Las movilizaciones contra la gestión de la situación derivaron en incidentes en zonas ocupadas por migrantes, cargas policiales y doce detenidos tras una agresión a militares
Ceuta ha vivido en las últimas horas uno de los episodios de mayor tensión desde la llegada masiva de personas migrantes registrada a finales de julio.
La protesta ciudadana, iniciada con concentraciones contra la gestión de la crisis migratoria, terminó derivando en enfrentamientos, destrozos e incendios en asentamientos improvisados.
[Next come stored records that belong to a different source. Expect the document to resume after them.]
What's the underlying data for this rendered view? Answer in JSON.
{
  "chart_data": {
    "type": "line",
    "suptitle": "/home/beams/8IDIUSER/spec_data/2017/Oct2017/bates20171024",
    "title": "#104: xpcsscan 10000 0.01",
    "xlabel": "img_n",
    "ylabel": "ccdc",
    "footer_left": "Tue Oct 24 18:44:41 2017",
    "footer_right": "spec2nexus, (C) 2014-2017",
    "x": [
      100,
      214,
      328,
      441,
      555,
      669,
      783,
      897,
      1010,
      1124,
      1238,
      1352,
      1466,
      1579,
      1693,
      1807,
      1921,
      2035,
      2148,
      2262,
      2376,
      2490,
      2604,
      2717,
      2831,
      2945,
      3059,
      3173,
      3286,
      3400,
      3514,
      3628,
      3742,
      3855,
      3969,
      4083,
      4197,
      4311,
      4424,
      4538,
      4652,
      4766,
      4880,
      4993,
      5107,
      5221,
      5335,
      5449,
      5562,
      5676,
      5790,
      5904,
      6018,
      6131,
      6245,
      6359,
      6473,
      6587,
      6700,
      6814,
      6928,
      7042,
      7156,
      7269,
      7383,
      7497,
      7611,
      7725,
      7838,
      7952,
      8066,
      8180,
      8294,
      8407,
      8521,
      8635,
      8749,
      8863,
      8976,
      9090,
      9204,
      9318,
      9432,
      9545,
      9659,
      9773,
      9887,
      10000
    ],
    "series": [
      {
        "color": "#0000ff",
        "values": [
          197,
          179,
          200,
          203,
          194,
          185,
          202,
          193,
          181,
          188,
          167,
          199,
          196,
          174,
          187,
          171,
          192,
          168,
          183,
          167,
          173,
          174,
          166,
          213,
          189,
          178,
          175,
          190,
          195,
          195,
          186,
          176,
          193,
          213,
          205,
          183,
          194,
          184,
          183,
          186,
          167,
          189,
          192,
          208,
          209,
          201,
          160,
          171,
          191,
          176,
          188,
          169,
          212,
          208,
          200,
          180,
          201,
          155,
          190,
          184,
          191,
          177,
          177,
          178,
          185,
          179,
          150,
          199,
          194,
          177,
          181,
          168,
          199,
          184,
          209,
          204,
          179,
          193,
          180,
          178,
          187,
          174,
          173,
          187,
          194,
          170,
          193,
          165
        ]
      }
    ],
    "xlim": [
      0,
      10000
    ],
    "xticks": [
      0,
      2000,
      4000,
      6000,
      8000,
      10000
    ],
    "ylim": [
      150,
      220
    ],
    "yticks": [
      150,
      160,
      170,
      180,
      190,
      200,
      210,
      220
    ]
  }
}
Durante la tarde del jueves, varios manifestantes accedieron a zonas ocupadas por migrantes en las playas de Benítez y El Trampolín.
Según la información publicada, en esos puntos fueron destrozadas pertenencias y se incendiaron dos estructuras de paja.
Además, centenares de personas bloquearon durante horas el acceso de un vehículo de Cruz Roja que transportaba alimentos, lo que obligó a la intervención policial para contener la situación.
Cuatro militares heridos y doce detenidos
La tensión se prolongó durante la noche en distintos puntos de la ciudad.
En la zona de Benzú, un grupo de entre 30 y 40 migrantes habría rodeado un vehículo en el que viajaban cuatro militares y comenzó a lanzar piedras de gran tamaño.
Los cuatro militares resultaron heridos.
Posteriormente, la Policía Nacional y la Guardia Civil detuvieron a doce personas en relación con estos hechos.
Una crisis que sigue condicionando la ciudad
El trasfondo de estos incidentes es la crisis migratoria que afecta a Ceuta desde la entrada masiva registrada los días 30 y 31 de julio.
Según el Gobierno, se produjeron entonces 72.000 entradas, aunque otras fuentes y declaraciones políticas han elevado esa estimación hasta unas 80.000 personas.
De acuerdo con la información difundida, miles de personas ya habrían abandonado la ciudad, aunque todavía permanecen varios miles en Ceuta.
La situación continúa generando preocupación entre parte de la población ceutí, que reclama al Gobierno central medidas urgentes para descongestionar la ciudad y recuperar la normalidad.
Llamamientos a la calma
Las protestas han dirigido buena parte de su malestar contra la gestión del Ejecutivo de Pedro Sánchez.
La respuesta institucional pasa por reclamar calma y rechazar la violencia, mientras las fuerzas de seguridad tratan de contener los incidentes y evitar una escalada mayor.
Los acontecimientos de las últimas horas reflejan una fase de máxima tensión social en torno a la crisis migratoria que vive Ceuta.
La ciudad afronta una situación especialmente delicada, con protestas vecinales, incidentes violentos, asentamientos afectados, militares heridos y una presión creciente sobre las administraciones para dar respuesta a la crisis.